Habertürk'te 'gitmeyenler' krizi!
Medyaradar'ın gizemli yazarı Keskin Kalem yine medya dünyasında ses getirecek bir yazıya imza attı.
Artık demir almak günü gelmişse zamandan
Meçhule giden bir gemi kalkar bu limandan.
Hiç yolcusu yokmuş gibi sessizce alır yol;
Sallanmaz o kalkışta ne mendil, ne de bir kol.
Rıhtımda kalanlar bu seyahatten elemli,
Günlerce siyah ufka bakar gözleri nemli,
Biçare gönüller!
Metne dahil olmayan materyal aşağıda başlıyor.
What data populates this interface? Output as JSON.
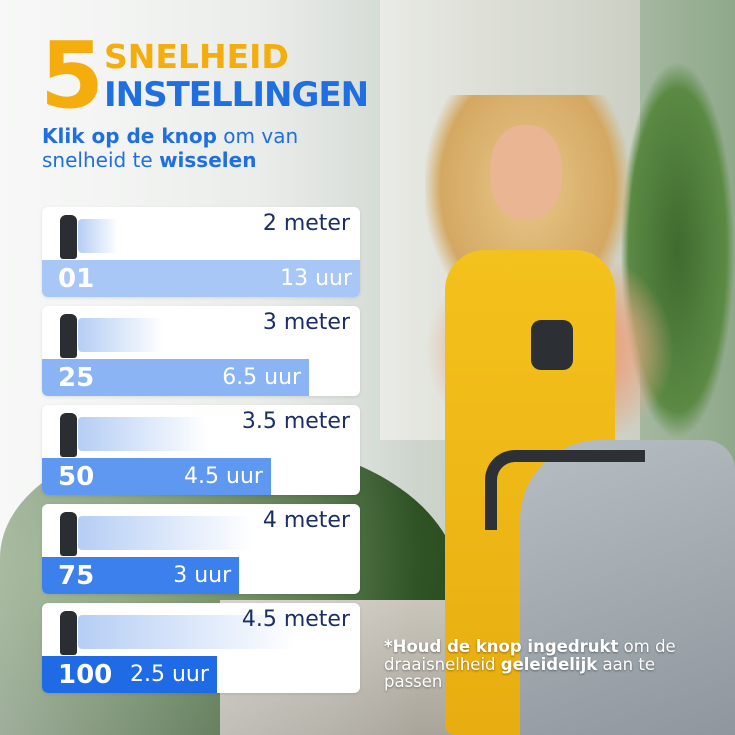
{
  "headline": {
    "number": "5",
    "line1": "SNELHEID",
    "line2": "INSTELLINGEN"
  },
  "subtitle": {
    "bold1": "Klik op de knop",
    "text1": " om van snelheid te ",
    "bold2": "wisselen"
  },
  "colors": {
    "accent_yellow": "#f5ad0d",
    "accent_blue": "#1f6fe0",
    "text_navy": "#1b2f66"
  },
  "speeds": [
    {
      "level": "01",
      "distance": "2 meter",
      "runtime": "13 uur",
      "bar_fraction": 1.0,
      "bar_color": "#a8c7f6"
    },
    {
      "level": "25",
      "distance": "3 meter",
      "runtime": "6.5 uur",
      "bar_fraction": 0.84,
      "bar_color": "#8ab4f4"
    },
    {
      "level": "50",
      "distance": "3.5 meter",
      "runtime": "4.5 uur",
      "bar_fraction": 0.72,
      "bar_color": "#5f98f0"
    },
    {
      "level": "75",
      "distance": "4 meter",
      "runtime": "3 uur",
      "bar_fraction": 0.62,
      "bar_color": "#3b80ec"
    },
    {
      "level": "100",
      "distance": "4.5 meter",
      "runtime": "2.5 uur",
      "bar_fraction": 0.55,
      "bar_color": "#1f6be6"
    }
  ],
  "note": {
    "bold1": "*Houd de knop ingedrukt",
    "text1": " om de draaisnelheid ",
    "bold2": "geleidelijk",
    "text2": " aan te passen"
  }
}
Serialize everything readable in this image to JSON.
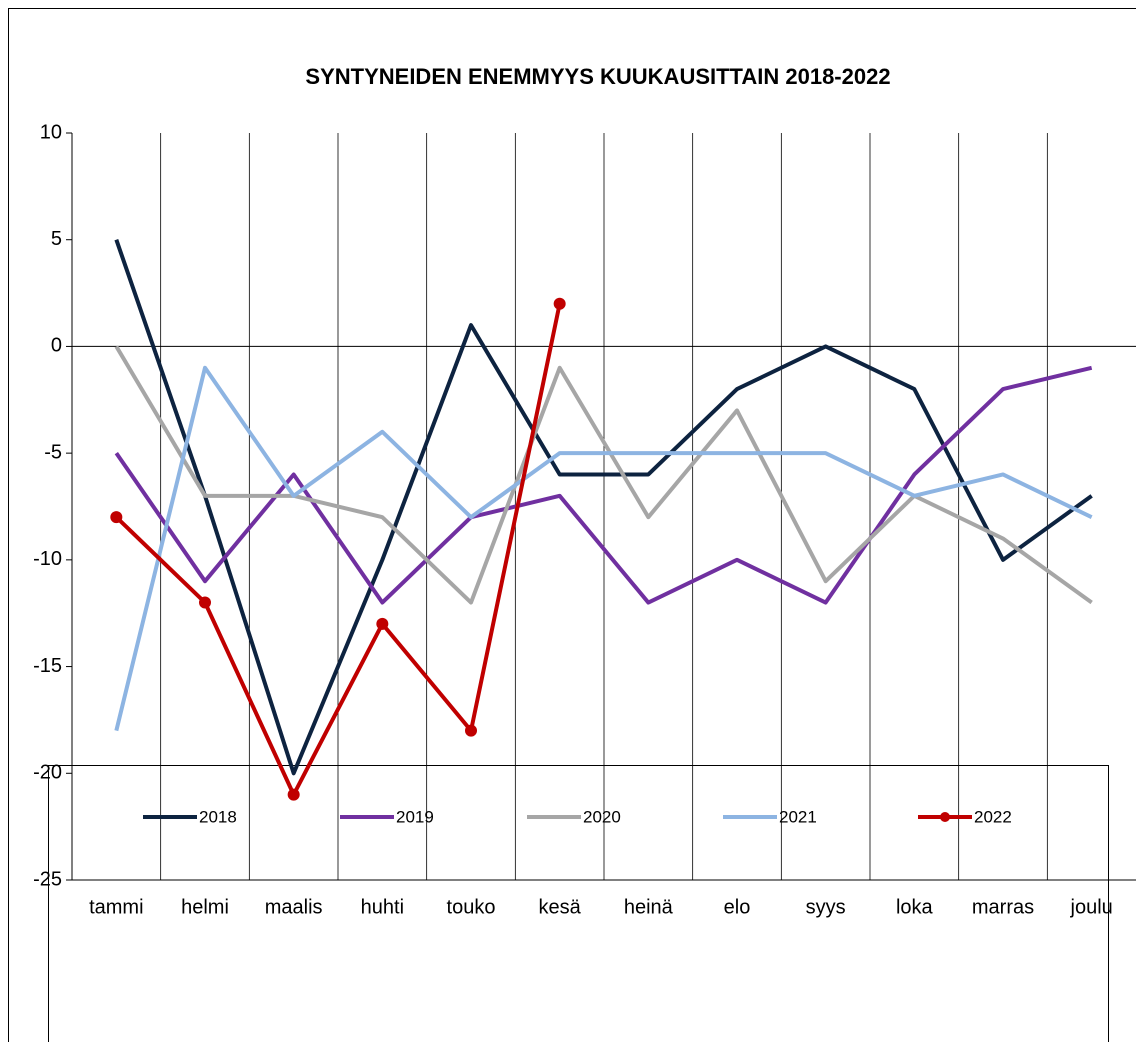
{
  "chart_data": {
    "type": "line",
    "title": "SYNTYNEIDEN ENEMMYYS KUUKAUSITTAIN 2018-2022",
    "categories": [
      "tammi",
      "helmi",
      "maalis",
      "huhti",
      "touko",
      "kesä",
      "heinä",
      "elo",
      "syys",
      "loka",
      "marras",
      "joulu"
    ],
    "series": [
      {
        "name": "2018",
        "color": "#0d2340",
        "marker": false,
        "values": [
          5,
          -7,
          -20,
          -10,
          1,
          -6,
          -6,
          -2,
          0,
          -2,
          -10,
          -7
        ]
      },
      {
        "name": "2019",
        "color": "#7030a0",
        "marker": false,
        "values": [
          -5,
          -11,
          -6,
          -12,
          -8,
          -7,
          -12,
          -10,
          -12,
          -6,
          -2,
          -1
        ]
      },
      {
        "name": "2020",
        "color": "#a6a6a6",
        "marker": false,
        "values": [
          0,
          -7,
          -7,
          -8,
          -12,
          -1,
          -8,
          -3,
          -11,
          -7,
          -9,
          -12
        ]
      },
      {
        "name": "2021",
        "color": "#8db4e2",
        "marker": false,
        "values": [
          -18,
          -1,
          -7,
          -4,
          -8,
          -5,
          -5,
          -5,
          -5,
          -7,
          -6,
          -8
        ]
      },
      {
        "name": "2022",
        "color": "#c00000",
        "marker": true,
        "values": [
          -8,
          -12,
          -21,
          -13,
          -18,
          2,
          null,
          null,
          null,
          null,
          null,
          null
        ]
      }
    ],
    "ylim": [
      -25,
      10
    ],
    "yticks": [
      -25,
      -20,
      -15,
      -10,
      -5,
      0,
      5,
      10
    ],
    "grid": "x",
    "legend": "bottom"
  }
}
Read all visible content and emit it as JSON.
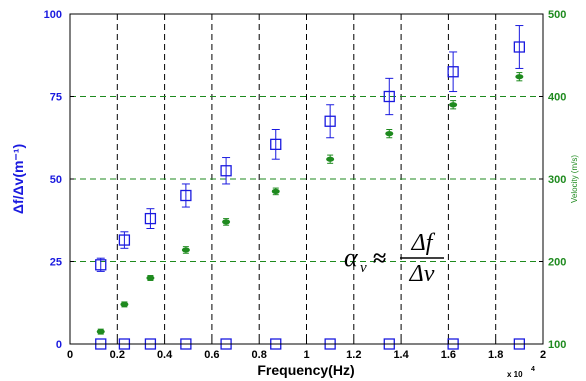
{
  "chart_data": {
    "type": "scatter",
    "xlabel": "Frequency(Hz)",
    "x_scale_label": "x 10",
    "x_scale_exp": "4",
    "ylabel_left": "Δf/Δv(m⁻¹)",
    "ylabel_right": "Velocity (m/s)",
    "xlim": [
      0,
      20000
    ],
    "ylim_left": [
      0,
      100
    ],
    "ylim_right": [
      100,
      500
    ],
    "x_ticks": [
      0,
      2000,
      4000,
      6000,
      8000,
      10000,
      12000,
      14000,
      16000,
      18000,
      20000
    ],
    "x_tick_labels": [
      "0",
      "0.2",
      "0.4",
      "0.6",
      "0.8",
      "1",
      "1.2",
      "1.4",
      "1.6",
      "1.8",
      "2"
    ],
    "y_left_ticks": [
      0,
      25,
      50,
      75,
      100
    ],
    "y_left_tick_labels": [
      "0",
      "25",
      "50",
      "75",
      "100"
    ],
    "y_right_ticks": [
      100,
      200,
      300,
      400,
      500
    ],
    "y_right_tick_labels": [
      "100",
      "200",
      "300",
      "400",
      "500"
    ],
    "vertical_grid_x": [
      2000,
      4000,
      6000,
      8000,
      10000,
      12000,
      14000,
      16000,
      18000
    ],
    "horizontal_grid_right": [
      200,
      300,
      400
    ],
    "colors": {
      "left_axis": "#1a1adf",
      "right_axis": "#1e8a1e",
      "left_series": "#1a1adf",
      "right_series": "#1e8a1e",
      "grid_vertical": "#000000",
      "grid_horizontal": "#1e8a1e"
    },
    "series": [
      {
        "axis": "left",
        "marker": "square",
        "x": [
          1300,
          2300,
          3400,
          4900,
          6600,
          8700,
          11000,
          13500,
          16200,
          19000
        ],
        "y": [
          24,
          31.5,
          38,
          45,
          52.5,
          60.5,
          67.5,
          75,
          82.5,
          90
        ],
        "err": [
          2,
          2.5,
          3,
          3.5,
          4,
          4.5,
          5,
          5.5,
          6,
          6.5
        ]
      },
      {
        "axis": "left",
        "marker": "square",
        "x": [
          1300,
          2300,
          3400,
          4900,
          6600,
          8700,
          11000,
          13500,
          16200,
          19000
        ],
        "y": [
          0,
          0,
          0,
          0,
          0,
          0,
          0,
          0,
          0,
          0
        ]
      },
      {
        "axis": "right",
        "marker": "dot",
        "x": [
          1300,
          2300,
          3400,
          4900,
          6600,
          8700,
          11000,
          13500,
          16200,
          19000
        ],
        "y": [
          115,
          148,
          180,
          214,
          248,
          285,
          324,
          355,
          390,
          424
        ],
        "err": [
          3,
          3,
          3,
          4,
          4,
          4,
          5,
          5,
          5,
          5
        ]
      }
    ],
    "annotation": {
      "lhs": "α",
      "lhs_sub": "v",
      "op": "≈",
      "numerator": "Δf",
      "denominator": "Δv"
    }
  }
}
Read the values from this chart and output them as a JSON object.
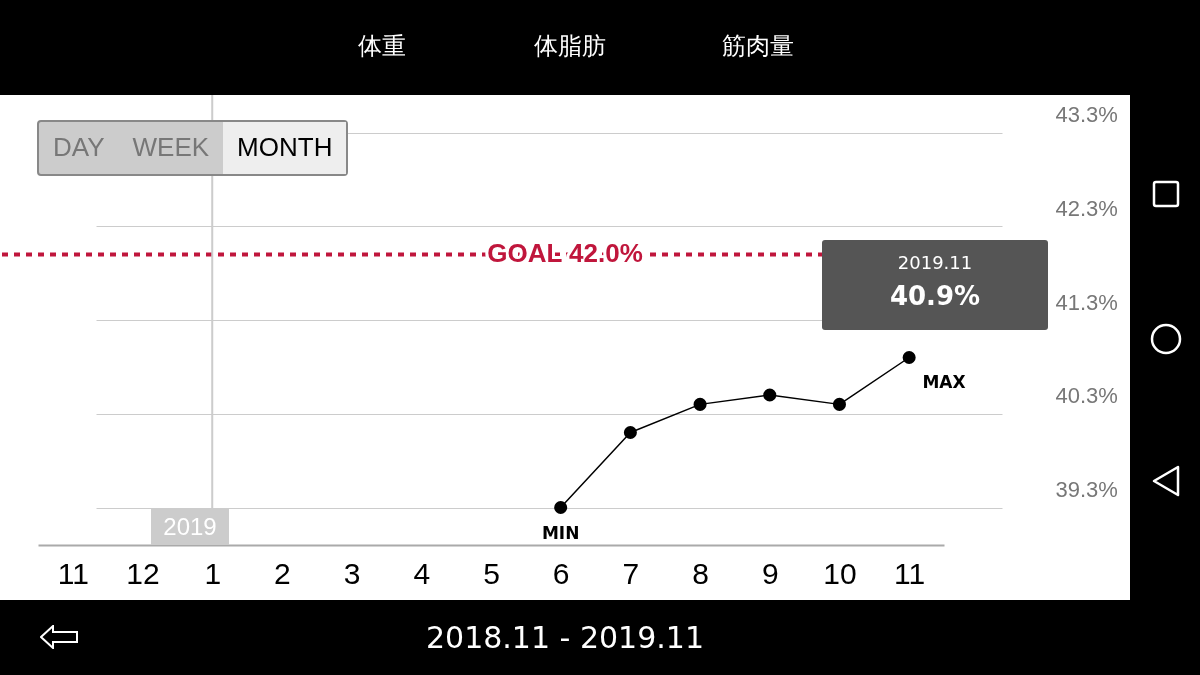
{
  "chart_data": {
    "type": "line",
    "categories": [
      "11",
      "12",
      "1",
      "2",
      "3",
      "4",
      "5",
      "6",
      "7",
      "8",
      "9",
      "10",
      "11"
    ],
    "series": [
      {
        "color": "#000000",
        "values": [
          null,
          null,
          null,
          null,
          null,
          null,
          null,
          39.3,
          40.1,
          40.4,
          40.5,
          40.4,
          40.9
        ]
      }
    ],
    "ylim": [
      38.9,
      43.7
    ],
    "yticks": [
      {
        "value": 39.3,
        "label": "39.3%"
      },
      {
        "value": 40.3,
        "label": "40.3%"
      },
      {
        "value": 41.3,
        "label": "41.3%"
      },
      {
        "value": 42.3,
        "label": "42.3%"
      },
      {
        "value": 43.3,
        "label": "43.3%"
      }
    ],
    "grid": "y",
    "marker": "circle",
    "line_style": "solid",
    "ref_lines": [
      {
        "axis": "y",
        "value": 42.0,
        "label": "GOAL 42.0%",
        "color": "#c0163c",
        "line_style": "dashed"
      },
      {
        "axis": "x",
        "value": "1",
        "label": "2019",
        "color": "#cccccc"
      }
    ],
    "annotations": [
      "体重",
      "体脂肪",
      "筋肉量",
      "DAY",
      "WEEK",
      "MONTH",
      "2018.11 - 2019.11",
      "2019.11",
      "40.9%",
      "MAX",
      {
        "text": "MIN",
        "x": "6",
        "y": 39.3
      }
    ]
  }
}
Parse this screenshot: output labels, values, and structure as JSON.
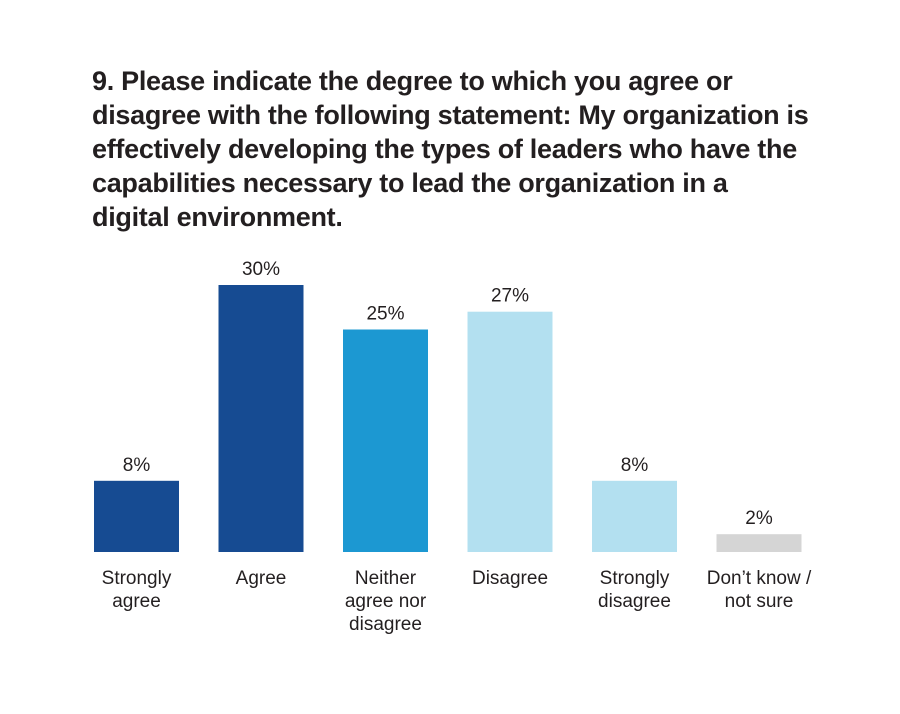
{
  "chart_data": {
    "type": "bar",
    "title": "9. Please indicate the degree to which you agree or disagree with the following statement: My organization is effectively developing the types of leaders who have the capabilities necessary to lead the organization in a digital environment.",
    "categories": [
      [
        "Strongly",
        "agree"
      ],
      [
        "Agree"
      ],
      [
        "Neither",
        "agree nor",
        "disagree"
      ],
      [
        "Disagree"
      ],
      [
        "Strongly",
        "disagree"
      ],
      [
        "Don’t know /",
        "not sure"
      ]
    ],
    "values": [
      8,
      30,
      25,
      27,
      8,
      2
    ],
    "value_labels": [
      "8%",
      "30%",
      "25%",
      "27%",
      "8%",
      "2%"
    ],
    "colors": [
      "#164b92",
      "#164b92",
      "#1c98d2",
      "#b3e0f0",
      "#b3e0f0",
      "#d5d5d5"
    ],
    "unit": "%",
    "grid": false,
    "legend": "none"
  }
}
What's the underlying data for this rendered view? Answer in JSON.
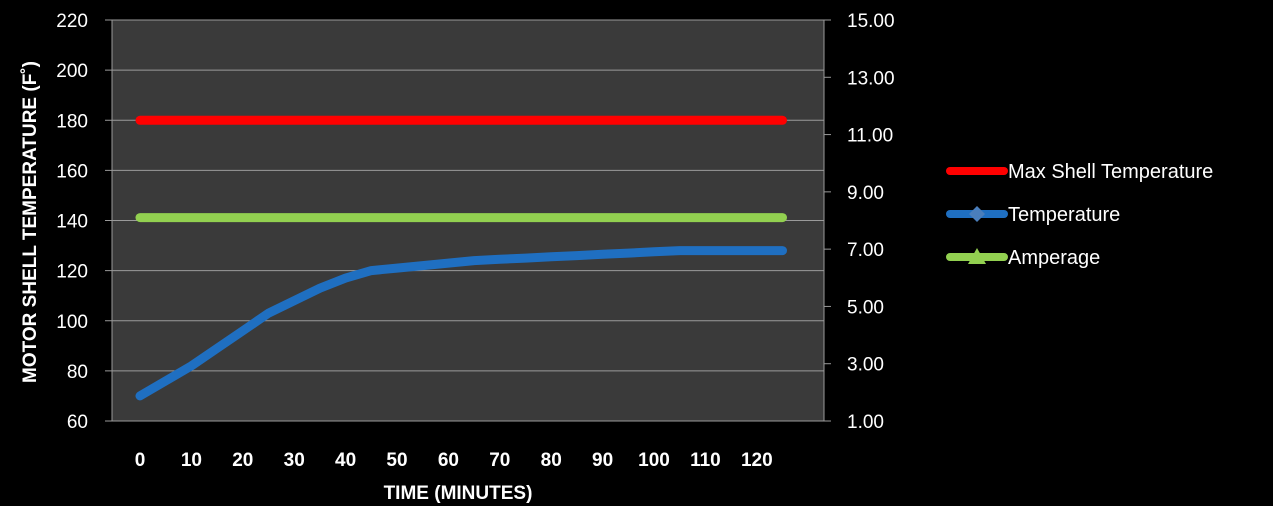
{
  "chart_data": {
    "type": "line",
    "xlabel": "TIME (MINUTES)",
    "ylabel": "MOTOR SHELL TEMPERATURE (F˚)",
    "x_tick_labels": [
      "0",
      "10",
      "20",
      "30",
      "40",
      "50",
      "60",
      "70",
      "80",
      "90",
      "100",
      "110",
      "120"
    ],
    "ylim": [
      60,
      220
    ],
    "yticks": [
      "60",
      "80",
      "100",
      "120",
      "140",
      "160",
      "180",
      "200",
      "220"
    ],
    "y2lim": [
      1,
      15
    ],
    "y2ticks": [
      "1.00",
      "3.00",
      "5.00",
      "7.00",
      "9.00",
      "11.00",
      "13.00",
      "15.00"
    ],
    "grid": true,
    "legend_position": "right",
    "plot_background": "#3a3a3a",
    "series": [
      {
        "name": "Max Shell Temperature",
        "color": "#ff0000",
        "axis": "left",
        "marker": "none",
        "x": [
          0,
          125
        ],
        "y": [
          180,
          180
        ]
      },
      {
        "name": "Temperature",
        "color": "#1f6fc1",
        "axis": "left",
        "marker": "diamond",
        "x": [
          0,
          5,
          10,
          15,
          20,
          25,
          30,
          35,
          40,
          45,
          50,
          55,
          60,
          65,
          70,
          75,
          80,
          85,
          90,
          95,
          100,
          105,
          110,
          115,
          120,
          125
        ],
        "y": [
          70,
          76,
          82,
          89,
          96,
          103,
          108,
          113,
          117,
          120,
          121,
          122,
          123,
          124,
          124.5,
          125,
          125.5,
          126,
          126.5,
          127,
          127.5,
          128,
          128,
          128,
          128,
          128
        ]
      },
      {
        "name": "Amperage",
        "color": "#92d050",
        "axis": "right",
        "marker": "triangle",
        "x": [
          0,
          125
        ],
        "y": [
          8.1,
          8.1
        ]
      }
    ]
  }
}
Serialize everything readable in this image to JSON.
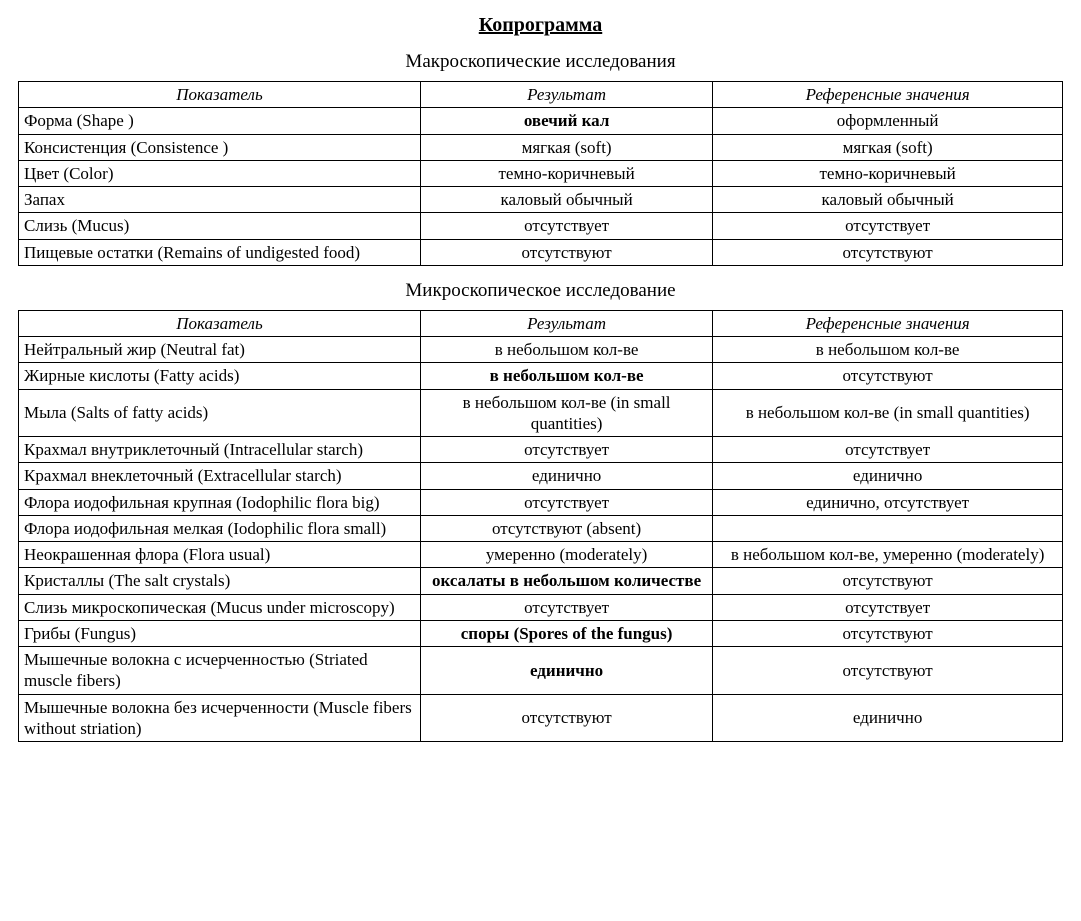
{
  "title": "Копрограмма",
  "sections": [
    {
      "heading": "Макроскопические исследования",
      "columns": [
        "Показатель",
        "Результат",
        "Референсные значения"
      ],
      "rows": [
        {
          "param": "Форма (Shape )",
          "result": "овечий кал",
          "result_bold": true,
          "ref": "оформленный"
        },
        {
          "param": "Консистенция (Consistence )",
          "result": "мягкая (soft)",
          "result_bold": false,
          "ref": "мягкая (soft)"
        },
        {
          "param": "Цвет (Color)",
          "result": "темно-коричневый",
          "result_bold": false,
          "ref": "темно-коричневый"
        },
        {
          "param": "Запах",
          "result": "каловый обычный",
          "result_bold": false,
          "ref": "каловый обычный"
        },
        {
          "param": "Слизь (Mucus)",
          "result": "отсутствует",
          "result_bold": false,
          "ref": "отсутствует"
        },
        {
          "param": "Пищевые остатки (Remains of undigested food)",
          "result": "отсутствуют",
          "result_bold": false,
          "ref": "отсутствуют"
        }
      ]
    },
    {
      "heading": "Микроскопическое исследование",
      "columns": [
        "Показатель",
        "Результат",
        "Референсные значения"
      ],
      "rows": [
        {
          "param": "Нейтральный жир (Neutral fat)",
          "result": "в небольшом кол-ве",
          "result_bold": false,
          "ref": "в небольшом кол-ве"
        },
        {
          "param": "Жирные кислоты (Fatty acids)",
          "result": "в небольшом кол-ве",
          "result_bold": true,
          "ref": "отсутствуют"
        },
        {
          "param": "Мыла (Salts of fatty acids)",
          "result": "в небольшом кол-ве (in small quantities)",
          "result_bold": false,
          "ref": "в небольшом кол-ве (in small quantities)"
        },
        {
          "param": "Крахмал внутриклеточный (Intracellular starch)",
          "result": "отсутствует",
          "result_bold": false,
          "ref": "отсутствует"
        },
        {
          "param": "Крахмал внеклеточный (Extracellular starch)",
          "result": "единично",
          "result_bold": false,
          "ref": "единично"
        },
        {
          "param": "Флора иодофильная крупная (Iodophilic flora big)",
          "result": "отсутствует",
          "result_bold": false,
          "ref": "единично, отсутствует"
        },
        {
          "param": "Флора иодофильная мелкая (Iodophilic flora small)",
          "result": "отсутствуют (absent)",
          "result_bold": false,
          "ref": ""
        },
        {
          "param": "Неокрашенная флора (Flora usual)",
          "result": "умеренно (moderately)",
          "result_bold": false,
          "ref": "в небольшом кол-ве, умеренно (moderately)"
        },
        {
          "param": "Кристаллы (The salt crystals)",
          "result": "оксалаты в небольшом количестве",
          "result_bold": true,
          "ref": "отсутствуют"
        },
        {
          "param": "Слизь микроскопическая (Mucus under microscopy)",
          "result": "отсутствует",
          "result_bold": false,
          "ref": "отсутствует"
        },
        {
          "param": "Грибы (Fungus)",
          "result": "споры (Spores of the fungus)",
          "result_bold": true,
          "ref": "отсутствуют"
        },
        {
          "param": "Мышечные волокна с исчерченностью (Striated muscle fibers)",
          "result": "единично",
          "result_bold": true,
          "ref": "отсутствуют"
        },
        {
          "param": "Мышечные волокна без исчерченности (Muscle fibers without striation)",
          "result": "отсутствуют",
          "result_bold": false,
          "ref": "единично"
        }
      ]
    }
  ]
}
Ne giden son gemidir bu!
Hicranlı hayatın ne de son matemidir bu.
Sırdaşlarım, yoldaşlarım, felaket arkadaşlarım…
Bugün sizleri edebiyat tarihiminizin en mühim isimlerinden, Yahya Kemal’in Sessiz Gemi şiiriyle selamlıyorum.
Bu şiiri daha evvel yazımın girişinde kullanmışlığım var, sıkı takipçilerim anımsar.
Kendini tekrara düşmekten hoşlanmayan biriyim amma, son duyduğum kulisi size tüm hissiyatıyla aktarabilmek için, bu şiirden başka bir şiir kullanamazdım.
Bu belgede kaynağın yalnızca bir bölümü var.